General Motors, To You We Bid Adieu



As much as it's become a pariah in recent decades because of its infamous failure to adapt, which is to say, to understand that the introduction of the Toyota Corolla and Datsun way back in the 1970s into the American market represented the wave of the future - still, someone my age can't help but be nostalgic about General Motors.  GM built the cars that symbolized American affluence at the height of its dominance, in the 1950s and 1960s.  Who can forget those eyebrow fins on the 1959 Chevy Impala?  The inverted Nike Whoosh on the side of the 1955 Oldsmobile (nothing new under the sun, including Phil Knight's ideas).  Those bullet holes along the fenders of the late Fifties Buicks. The most ostentatious and ridiculous gewgaw of them all, those tail lights on the Cadillac hung like two alien eyes atop a vertical fin.


And the engines: massively overpowered, yet very inefficient.  300 horsepower capable of propelling the tank-like mass of a Buick Century maybe 120 miles per hour.  No safety features, either. No seatbelts, steel dashboards (to dash your brains out on), hood ornaments to impale pedestrians with.  Death traps, as the yearly statistics on traffic fatalities demonstrated.  Well, that's what America was like - big, muscular, powerful, and we left the wounded behind on the highways to fend for themselves.

'Tis said you can now buy a house in Detroit for a buck.  Full retail price is maybe 18 grand, but you can take one off the hands of a bank, relieving it of the tax burden and "maintenance," for much less.  Just put the sucker in your name, please.  We'll pay you a buck if you'll accept this deed.  Then the city of Detroit can foreclose a tax lien on a squatter, put the house up for auction, receive a buck against the accrued back taxes, and start the whole rigmarole over again.  Such data points surely spell the end of GM.  The workers are all leaving.  Well, car sales are down 50% anyway, and not just for General Motors.  No company can survive that kind of contraction for long.

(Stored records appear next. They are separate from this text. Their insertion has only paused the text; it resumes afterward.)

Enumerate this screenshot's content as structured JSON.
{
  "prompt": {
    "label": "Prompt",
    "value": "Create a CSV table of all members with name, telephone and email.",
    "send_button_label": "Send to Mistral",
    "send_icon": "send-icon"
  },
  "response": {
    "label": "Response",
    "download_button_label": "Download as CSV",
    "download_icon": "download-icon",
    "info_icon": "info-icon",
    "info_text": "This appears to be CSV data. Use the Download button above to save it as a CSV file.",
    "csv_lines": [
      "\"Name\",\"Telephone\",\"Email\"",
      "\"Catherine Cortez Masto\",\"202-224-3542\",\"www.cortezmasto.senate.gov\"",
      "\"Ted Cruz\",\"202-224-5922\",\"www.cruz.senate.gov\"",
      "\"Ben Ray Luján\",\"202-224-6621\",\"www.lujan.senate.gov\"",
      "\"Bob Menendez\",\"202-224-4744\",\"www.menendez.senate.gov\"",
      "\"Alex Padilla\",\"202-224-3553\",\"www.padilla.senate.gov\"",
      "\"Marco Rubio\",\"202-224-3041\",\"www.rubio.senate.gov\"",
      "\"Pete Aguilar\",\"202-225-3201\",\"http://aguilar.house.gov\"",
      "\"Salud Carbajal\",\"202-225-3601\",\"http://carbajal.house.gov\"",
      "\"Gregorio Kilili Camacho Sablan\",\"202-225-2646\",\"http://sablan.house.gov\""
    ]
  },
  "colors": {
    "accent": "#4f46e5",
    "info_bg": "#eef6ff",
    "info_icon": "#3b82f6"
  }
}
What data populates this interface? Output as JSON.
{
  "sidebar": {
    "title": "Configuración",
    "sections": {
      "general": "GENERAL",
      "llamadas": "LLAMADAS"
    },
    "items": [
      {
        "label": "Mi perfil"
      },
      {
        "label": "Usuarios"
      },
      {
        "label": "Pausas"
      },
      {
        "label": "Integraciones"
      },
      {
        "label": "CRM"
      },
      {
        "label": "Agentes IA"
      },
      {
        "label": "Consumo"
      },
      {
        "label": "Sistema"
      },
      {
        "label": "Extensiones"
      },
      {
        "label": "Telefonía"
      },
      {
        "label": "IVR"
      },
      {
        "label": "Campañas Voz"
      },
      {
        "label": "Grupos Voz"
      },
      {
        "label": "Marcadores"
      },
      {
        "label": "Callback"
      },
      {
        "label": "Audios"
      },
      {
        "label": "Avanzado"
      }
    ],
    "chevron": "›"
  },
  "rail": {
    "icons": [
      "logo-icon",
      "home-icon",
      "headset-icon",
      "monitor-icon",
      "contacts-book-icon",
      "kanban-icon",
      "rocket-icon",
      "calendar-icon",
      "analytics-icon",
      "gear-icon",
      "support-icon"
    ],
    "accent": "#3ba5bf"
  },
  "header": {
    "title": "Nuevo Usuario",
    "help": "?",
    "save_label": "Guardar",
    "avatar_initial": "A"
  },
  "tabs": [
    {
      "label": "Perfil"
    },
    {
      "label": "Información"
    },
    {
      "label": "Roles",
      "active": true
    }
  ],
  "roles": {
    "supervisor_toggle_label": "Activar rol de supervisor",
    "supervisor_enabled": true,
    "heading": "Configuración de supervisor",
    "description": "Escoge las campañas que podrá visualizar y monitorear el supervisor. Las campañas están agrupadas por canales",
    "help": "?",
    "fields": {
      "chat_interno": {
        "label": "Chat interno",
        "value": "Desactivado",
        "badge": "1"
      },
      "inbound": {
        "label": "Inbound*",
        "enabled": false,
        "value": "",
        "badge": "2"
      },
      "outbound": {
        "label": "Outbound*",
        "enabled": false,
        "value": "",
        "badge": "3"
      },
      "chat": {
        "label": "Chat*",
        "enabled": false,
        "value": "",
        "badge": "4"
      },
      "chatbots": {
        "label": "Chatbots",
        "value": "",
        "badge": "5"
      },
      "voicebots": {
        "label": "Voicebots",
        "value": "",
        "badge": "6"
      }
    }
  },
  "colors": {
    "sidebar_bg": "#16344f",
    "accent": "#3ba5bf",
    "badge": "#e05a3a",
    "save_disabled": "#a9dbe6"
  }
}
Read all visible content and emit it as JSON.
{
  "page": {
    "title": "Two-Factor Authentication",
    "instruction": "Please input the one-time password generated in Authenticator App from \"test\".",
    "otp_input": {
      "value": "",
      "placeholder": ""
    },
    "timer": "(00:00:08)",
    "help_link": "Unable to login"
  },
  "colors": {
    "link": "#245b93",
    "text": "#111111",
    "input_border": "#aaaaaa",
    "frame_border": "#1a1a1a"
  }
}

The Congressional Clown Troupe will hold more hearings on GM, no doubt.  We can put these proceedings in the same category as their occasional meddling in major league baseball.  The steroid hearings are held periodically so these dweebs can finally sit in the same room with their boyhood idols, albeit abusing the privilege by browbeating the players, all to no good purpose other than the vindication of their own nostalgia.  Back when baseball was pure and unsullied! Other than the drinking, whoring and Black Sox scandal, sure -- as the driven snow.  But the aging solons also remember the General Motors of their youths, and they need to appear in public to blame the current executives for the passing of an age.  It can't really be gone!  What about that turquoise and cream '57 Chevy with three on a tree?  With the slick bench seats and AM radio?  All gone, just like GM.  GM's golden age didn't really last that long.  It's odd when the parentheses of your own years surround an entire epoch, but so it was with General Motors.

Kind of sad.  See the USA in your Chevrolet.  How do you like your Buick?  I think it's wonderful.